Betriebsversammlung Opel will ab 2016 keine Autos mehr in Bochum bauen

Bochum · Jetzt ist es offiziell: Der Autobauer Opel legt die Autoproduktion in Bochum ab 2016 still. Das Werk soll aber nicht ganz verschwinden, sondern noch zur "Komponentenfertigung" genutzt werden. FDP-Fraktionschef Rainer Brüderle kritisiert die Konzernmutter GM scharf.

 Schwerer Tag: Der Opel-Betriebsratsvorsitzende Rainer Einenkel.

Schwerer Tag: Der Opel-Betriebsratsvorsitzende Rainer Einenkel.

Foto: dpa, Caroline Seidel

"2016 endet die Fertigung kompletter Fahrzeuge in Bochum", sagte Opel-Interimschef Thomas Sedran am Montag der dpa in Frankfurt.

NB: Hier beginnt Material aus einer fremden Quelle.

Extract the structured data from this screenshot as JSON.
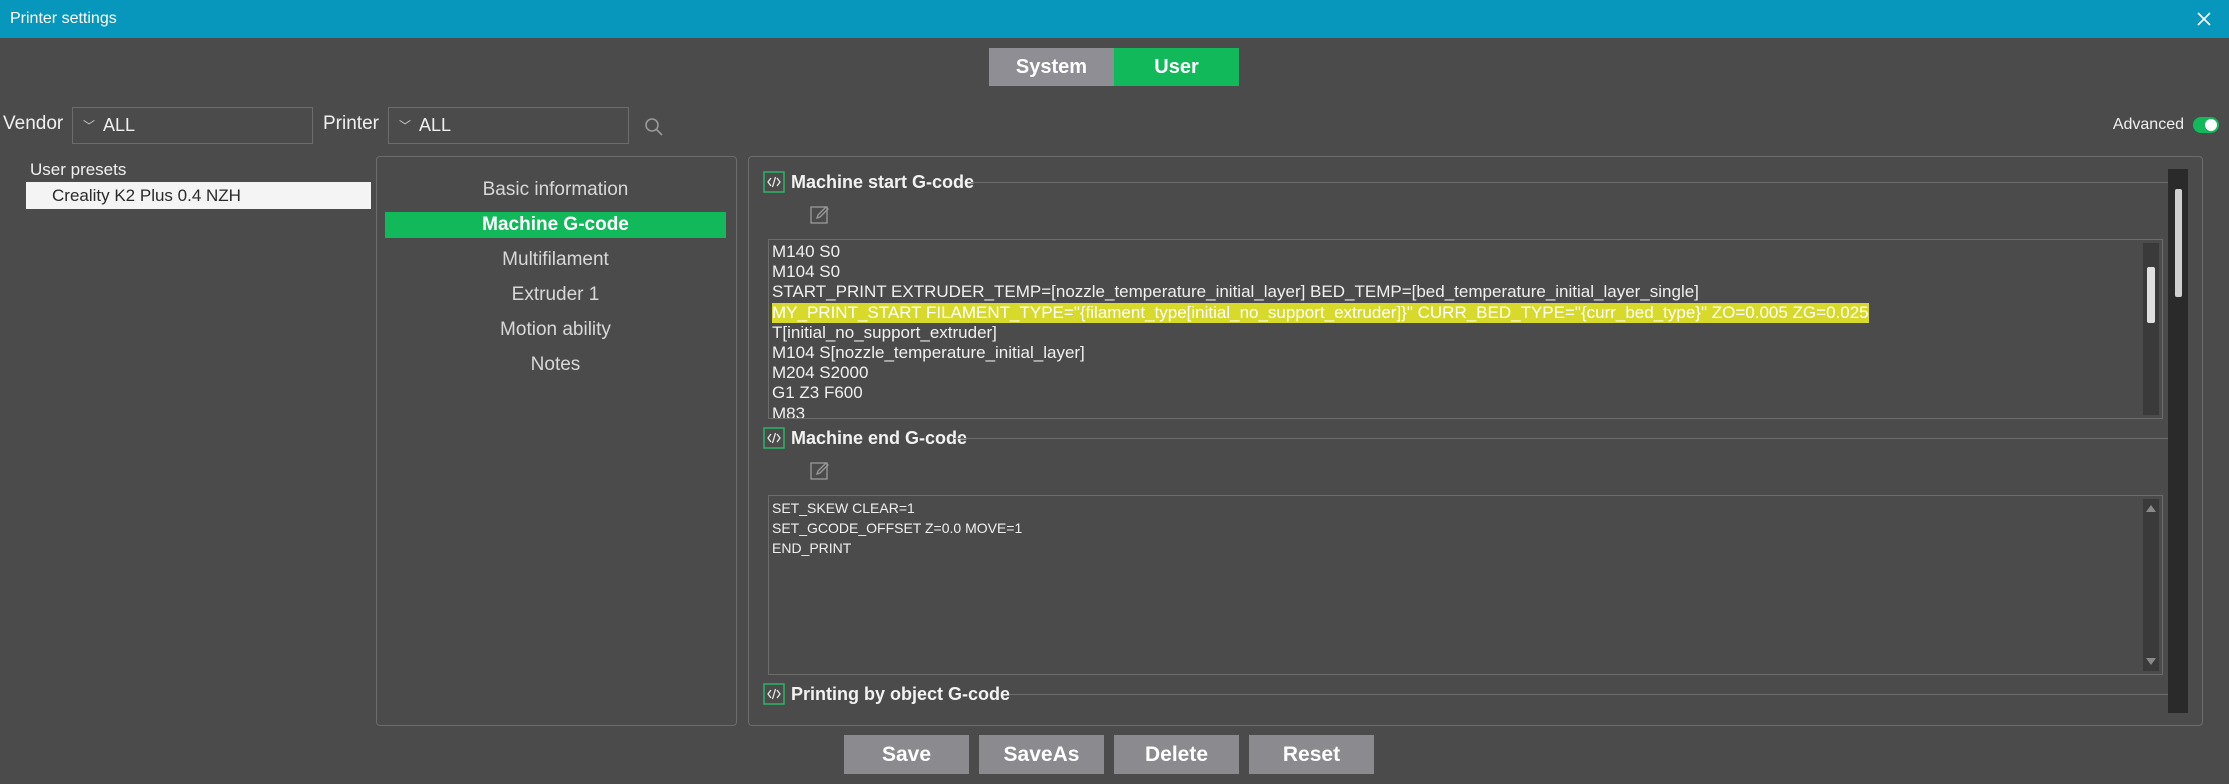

Damit reagiert der Autobauer auf hohe Verluste durch den Absatzeinbruch in Europa und baut teure Überkapazitäten ab.

In dem 50 Jahre alten Werk könnten bis zu 3000 Stellen wegfallen. Das bedeute aber nicht das Aus für den Standort im Ruhrgebiet, betonte Sedran: "Opel bleibt auch zukünftig in Bochum präsent. Nicht nur mit dem Logistikzentrum, auch mit einer im Detail noch festzulegenden Komponentenfertigung."

Das Warenverteilzentrum mit derzeit 430 Mitarbeitern solle erhalten werden und möglicherweise künftig mehr Menschen beschäftigen: "Wir haben Ideen, wie wir es ausbauen können." In dem geplanten Komponentenwerk könnte nach dpa-Informationen zudem eine dreistellige Zahl von Jobs entstehen.

Zudem spricht Opel seit Juni mit Vertretern des Landes Nordrhein-Westfalen, der Stadt Bochum und den Arbeitnehmervertretern über alternative Nutzungen des Standortes. Betriebsbedingte Kündigungen will die Adam Opel AG auch über Jobangebote in anderen deutschen Werken oder attraktive Abfindungen vermeiden.

Einenkel fordert erhalt der Getriebproduktion

Angesichts der geplanten Rückstufung des Bochumer Opelwerkes zu einem Ersatzteil- und Komponentenwerk verlangt der Betriebsrat, das Aus für die Bochumer Getriebefertigung zu revidieren. "Wie soll ich denn zukünftig eine Komponentenproduktion einrichten, wenn ich heute schon einen wichtigen Teil schließe", sagte der Bochumer Betriebsratschef Rainer Einenkel am Montag der dpa.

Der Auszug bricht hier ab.